Science

“Actually, no one should break”: in the emergency room, summer on the tightrope – Sciences et Avenir

At the gates of Paris, in a posh suburb not spared from a shortage of nurses, a small emergency service is trying to “hold the course” and compensate for the “untimely” closing of its neighbors at the cost of repeated casualties to the crew.

“Vacation? I can’t take them, I have to plug the holes so the rest can leave”: Dr. Florian Bernas may well emphasize that his department is not “understaffed” and that for the guards this summer “the grid is full”, he does not hide the price.

“Everyone works a little overtime, but no one should break down. If we have even the slightest stoppage of work, I don’t know how we will do it,” said the 41-year-old doctor, head of emergency care in St. Petersburg. -Cloud (Hauts-de-Seine), which saw an average of 60 patients a day before Covid.
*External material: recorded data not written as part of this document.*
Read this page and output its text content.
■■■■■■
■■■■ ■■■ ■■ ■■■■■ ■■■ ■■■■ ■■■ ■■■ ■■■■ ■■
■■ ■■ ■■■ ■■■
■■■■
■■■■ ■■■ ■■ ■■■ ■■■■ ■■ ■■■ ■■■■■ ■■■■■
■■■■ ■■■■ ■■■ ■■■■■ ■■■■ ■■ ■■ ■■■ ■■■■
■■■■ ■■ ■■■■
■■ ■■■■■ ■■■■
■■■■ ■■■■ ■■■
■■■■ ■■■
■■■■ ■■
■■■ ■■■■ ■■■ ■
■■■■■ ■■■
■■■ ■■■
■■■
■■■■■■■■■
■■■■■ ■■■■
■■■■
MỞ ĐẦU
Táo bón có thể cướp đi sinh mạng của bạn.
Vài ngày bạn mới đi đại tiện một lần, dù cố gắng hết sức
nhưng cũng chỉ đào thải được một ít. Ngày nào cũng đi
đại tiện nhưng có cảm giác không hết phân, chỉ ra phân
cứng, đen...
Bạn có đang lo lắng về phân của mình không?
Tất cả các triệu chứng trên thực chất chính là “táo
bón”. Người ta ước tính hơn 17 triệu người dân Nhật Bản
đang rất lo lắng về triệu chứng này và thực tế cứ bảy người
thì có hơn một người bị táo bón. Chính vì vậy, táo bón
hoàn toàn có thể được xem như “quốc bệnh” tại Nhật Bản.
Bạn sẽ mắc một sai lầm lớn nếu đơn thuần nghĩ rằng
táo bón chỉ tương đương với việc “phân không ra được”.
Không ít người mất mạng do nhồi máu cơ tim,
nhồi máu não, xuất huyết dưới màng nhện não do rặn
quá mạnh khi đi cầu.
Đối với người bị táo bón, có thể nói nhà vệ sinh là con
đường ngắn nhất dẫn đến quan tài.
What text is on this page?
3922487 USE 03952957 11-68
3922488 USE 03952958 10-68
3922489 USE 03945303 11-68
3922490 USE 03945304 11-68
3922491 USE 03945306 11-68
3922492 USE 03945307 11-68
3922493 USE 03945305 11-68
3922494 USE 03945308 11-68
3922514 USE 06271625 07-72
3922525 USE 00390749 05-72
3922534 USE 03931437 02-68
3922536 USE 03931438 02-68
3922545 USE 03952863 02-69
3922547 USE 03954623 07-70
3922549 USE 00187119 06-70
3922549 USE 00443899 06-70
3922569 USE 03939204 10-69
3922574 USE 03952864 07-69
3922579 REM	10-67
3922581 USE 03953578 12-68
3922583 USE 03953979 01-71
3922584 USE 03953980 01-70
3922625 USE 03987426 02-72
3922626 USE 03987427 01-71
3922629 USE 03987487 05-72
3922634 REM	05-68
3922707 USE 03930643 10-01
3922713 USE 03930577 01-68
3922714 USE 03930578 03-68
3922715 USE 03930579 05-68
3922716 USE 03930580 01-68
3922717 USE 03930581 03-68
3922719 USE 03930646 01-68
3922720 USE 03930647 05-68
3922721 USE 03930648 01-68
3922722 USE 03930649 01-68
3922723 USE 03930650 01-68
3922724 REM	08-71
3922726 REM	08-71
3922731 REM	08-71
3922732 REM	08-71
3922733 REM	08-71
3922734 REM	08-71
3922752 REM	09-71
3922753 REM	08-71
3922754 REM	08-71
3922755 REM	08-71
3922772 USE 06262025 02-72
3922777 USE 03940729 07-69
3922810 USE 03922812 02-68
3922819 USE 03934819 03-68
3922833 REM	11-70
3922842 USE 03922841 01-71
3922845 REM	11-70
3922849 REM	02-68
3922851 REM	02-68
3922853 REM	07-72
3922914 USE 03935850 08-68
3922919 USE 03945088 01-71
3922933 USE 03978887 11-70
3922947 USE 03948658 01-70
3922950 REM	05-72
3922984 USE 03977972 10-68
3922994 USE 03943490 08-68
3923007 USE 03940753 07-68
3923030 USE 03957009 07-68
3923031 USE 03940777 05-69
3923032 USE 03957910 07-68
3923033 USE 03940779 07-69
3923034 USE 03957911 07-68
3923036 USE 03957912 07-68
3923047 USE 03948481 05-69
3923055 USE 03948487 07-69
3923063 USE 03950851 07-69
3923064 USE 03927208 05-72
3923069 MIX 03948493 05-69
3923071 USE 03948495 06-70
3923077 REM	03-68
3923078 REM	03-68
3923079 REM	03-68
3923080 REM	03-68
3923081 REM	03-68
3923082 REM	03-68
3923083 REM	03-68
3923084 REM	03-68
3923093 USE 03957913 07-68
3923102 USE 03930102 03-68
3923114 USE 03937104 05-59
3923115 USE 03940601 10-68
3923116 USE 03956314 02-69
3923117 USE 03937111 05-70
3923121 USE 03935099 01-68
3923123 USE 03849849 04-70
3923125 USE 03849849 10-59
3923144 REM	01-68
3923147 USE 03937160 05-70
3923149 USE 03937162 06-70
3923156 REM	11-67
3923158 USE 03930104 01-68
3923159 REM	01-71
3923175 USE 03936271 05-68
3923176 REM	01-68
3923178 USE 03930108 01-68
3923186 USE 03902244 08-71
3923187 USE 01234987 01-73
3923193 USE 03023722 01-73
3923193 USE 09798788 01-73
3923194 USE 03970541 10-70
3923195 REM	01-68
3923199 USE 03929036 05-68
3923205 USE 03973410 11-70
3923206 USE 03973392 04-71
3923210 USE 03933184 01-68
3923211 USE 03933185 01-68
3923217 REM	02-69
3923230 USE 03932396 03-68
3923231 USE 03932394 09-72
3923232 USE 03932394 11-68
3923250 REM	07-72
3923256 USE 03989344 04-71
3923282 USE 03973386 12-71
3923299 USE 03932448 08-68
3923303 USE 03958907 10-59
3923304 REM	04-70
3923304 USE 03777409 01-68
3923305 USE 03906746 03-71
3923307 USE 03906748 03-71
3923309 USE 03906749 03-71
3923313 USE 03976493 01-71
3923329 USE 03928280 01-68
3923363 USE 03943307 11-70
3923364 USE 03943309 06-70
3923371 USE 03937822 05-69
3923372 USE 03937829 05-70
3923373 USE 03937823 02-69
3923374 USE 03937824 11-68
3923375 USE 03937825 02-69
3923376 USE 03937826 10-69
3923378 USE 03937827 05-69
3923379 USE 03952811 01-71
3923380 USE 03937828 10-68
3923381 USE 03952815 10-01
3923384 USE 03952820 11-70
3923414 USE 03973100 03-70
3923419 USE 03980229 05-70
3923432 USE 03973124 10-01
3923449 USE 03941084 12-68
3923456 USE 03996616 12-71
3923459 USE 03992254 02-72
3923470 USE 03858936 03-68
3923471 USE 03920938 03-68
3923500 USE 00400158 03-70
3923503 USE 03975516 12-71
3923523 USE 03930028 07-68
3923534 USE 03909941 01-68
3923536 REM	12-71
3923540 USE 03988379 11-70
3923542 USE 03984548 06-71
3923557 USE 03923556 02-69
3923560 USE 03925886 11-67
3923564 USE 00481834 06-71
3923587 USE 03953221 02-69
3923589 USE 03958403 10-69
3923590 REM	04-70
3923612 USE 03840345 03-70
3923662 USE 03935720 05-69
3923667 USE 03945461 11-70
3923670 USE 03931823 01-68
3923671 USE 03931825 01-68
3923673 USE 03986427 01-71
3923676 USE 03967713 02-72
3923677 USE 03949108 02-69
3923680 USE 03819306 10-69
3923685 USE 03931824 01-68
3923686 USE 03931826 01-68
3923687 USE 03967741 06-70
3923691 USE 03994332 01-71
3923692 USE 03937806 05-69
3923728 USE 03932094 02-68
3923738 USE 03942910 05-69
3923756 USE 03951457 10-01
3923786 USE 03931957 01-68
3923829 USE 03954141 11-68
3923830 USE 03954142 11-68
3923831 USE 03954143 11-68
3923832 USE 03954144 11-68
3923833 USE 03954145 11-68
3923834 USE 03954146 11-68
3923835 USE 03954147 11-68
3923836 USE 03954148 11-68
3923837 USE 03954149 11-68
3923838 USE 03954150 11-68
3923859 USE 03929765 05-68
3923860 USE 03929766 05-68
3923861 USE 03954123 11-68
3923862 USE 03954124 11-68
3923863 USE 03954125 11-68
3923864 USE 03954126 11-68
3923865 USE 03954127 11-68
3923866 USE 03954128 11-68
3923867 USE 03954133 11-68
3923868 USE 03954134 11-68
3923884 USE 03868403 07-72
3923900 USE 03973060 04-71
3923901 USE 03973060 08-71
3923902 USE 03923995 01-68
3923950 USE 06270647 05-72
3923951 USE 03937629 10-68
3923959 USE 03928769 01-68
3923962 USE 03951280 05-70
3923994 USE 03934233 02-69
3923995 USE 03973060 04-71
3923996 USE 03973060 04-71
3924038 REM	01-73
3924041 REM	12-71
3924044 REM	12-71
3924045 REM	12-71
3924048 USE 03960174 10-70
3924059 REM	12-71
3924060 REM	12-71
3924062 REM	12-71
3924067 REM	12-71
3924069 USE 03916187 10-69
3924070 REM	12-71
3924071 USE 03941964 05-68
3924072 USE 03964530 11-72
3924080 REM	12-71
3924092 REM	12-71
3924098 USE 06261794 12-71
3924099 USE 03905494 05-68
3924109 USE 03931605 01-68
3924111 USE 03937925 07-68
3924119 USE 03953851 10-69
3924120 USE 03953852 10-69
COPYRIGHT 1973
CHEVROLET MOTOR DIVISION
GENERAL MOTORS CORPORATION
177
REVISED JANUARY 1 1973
But “it’s more like 70 now” because the Foch hospital in Suresnes, four kilometers to the north, stopped accepting “bed patients” in early June. The “dropping” of serious cases caused by the departure of several practitioners is affecting neighboring institutions.

Antoinette, 100 years old, admitted to Quatres Villes in Saint-Cloud in Hauts-de-Seine, July 20, 2022 (AFP – Geoffroy Van der Hasselt)

Except that many of them are also in a precarious position. The recent “untimely closure” of Versailles and Poissy (Yvelines) does not make the task of Dr. Bernas easier. “The problem is picking up spades. Above 90 people are not seen a day, they leave earlier,” he says.

In order to receive patients into their cramped quarters without leaving stretchers lying in the corridors, the eight consultation boxes are often “separated” by screens. So much for privacy. Other wards house patients who no longer need to be in the emergency room due to lack of space “on the floors”.

The hospital management acknowledges this: “Normally we didn’t close beds in the summer,” but this year “we have fewer decisions.” In Saint-Cloud, “integrated medicine had to close the beds.” At Sèvres, geriatrics halved the airfoil. There is no other way out, because “we must take into account the development of personnel and give them leave.”

– “Fast to saturation” –

Nurse Ophelie in the emergency department of the Quatre Ville hospital in Saint-Cloud in the Haute-Seine, July 20, 2022 (AFP - Geoffroy van der Hasselt)Nurse Ophelie in the emergency department of the Quatre Ville hospital in Saint-Cloud in the Haute-Seine, July 20, 2022 (AFP – Geoffroy van der Hasselt)

Meanwhile, in the short-term hospitalization unit adjacent to the emergency room, “everything is full,” notes young nurse Ophelie Leroy, 23, who begins her morning round this Wednesday. On the “a little bit of everything” program: cardiac decompensation, respiratory failure, epileptic seizure, drug-induced hepatitis, falling at home…

After two years of such a regime, she is going to leave in October. “To move,” she clarifies, “but I need to change.” The exact opposite of her colleague Lea Coignon, 31, who “loves it when things move” and “feels really good in the emergency room,” where she usually works nights – 13 hours a month – to take better care of her 5-year-old son. .

“When I’m a day, I don’t have a family life,” explains this former caregiver, who nonetheless accumulates overtime – “over 300” last year – even if it means seeing her “a little less.” Three weeks of vacation are stretching their arms, but “maybe in August I’ll be called in to take care of,” she predicts. Of course, “it’s not necessary, but we think about other girls, we can’t leave them like that.”

Nurse student Elia (d) rests in the emergency room of the Quatre Ville hospital in Saint-Cloud in the Haute-Seine, July 20, 2022 (AFP - Geoffroy van der Hasselt)Nurse student Elia (d) rests in the emergency room of the Quatre Ville hospital in Saint-Cloud in the Haute-Seine, July 20, 2022 (AFP – Geoffroy van der Hasselt)

A much-needed solidarity because in this small service, “we quickly reach saturation,” says Florence Tun, 27, also a nurse. While at the front desk, she is responsible for first sorting between real emergencies and the rest.

“Some people come in with a diagnosis or think it would be faster to get an MRI,” she says. Sometimes the hospital is the only way out: “During the July 14 Bridge, people didn’t have their own doctor, so they came because they couldn’t find another way out.”

Fortunately, the staff of paramedics is almost complete. “I’m very lucky,” says Stephanie Dubus, 38, a health director who also has “no gaps” in her schedule “until September.”

But nothing is certain, “we must stay the course” despite the failures of nearby hospitals, she adds. “Then it collapses. We should try to prepare for everything.”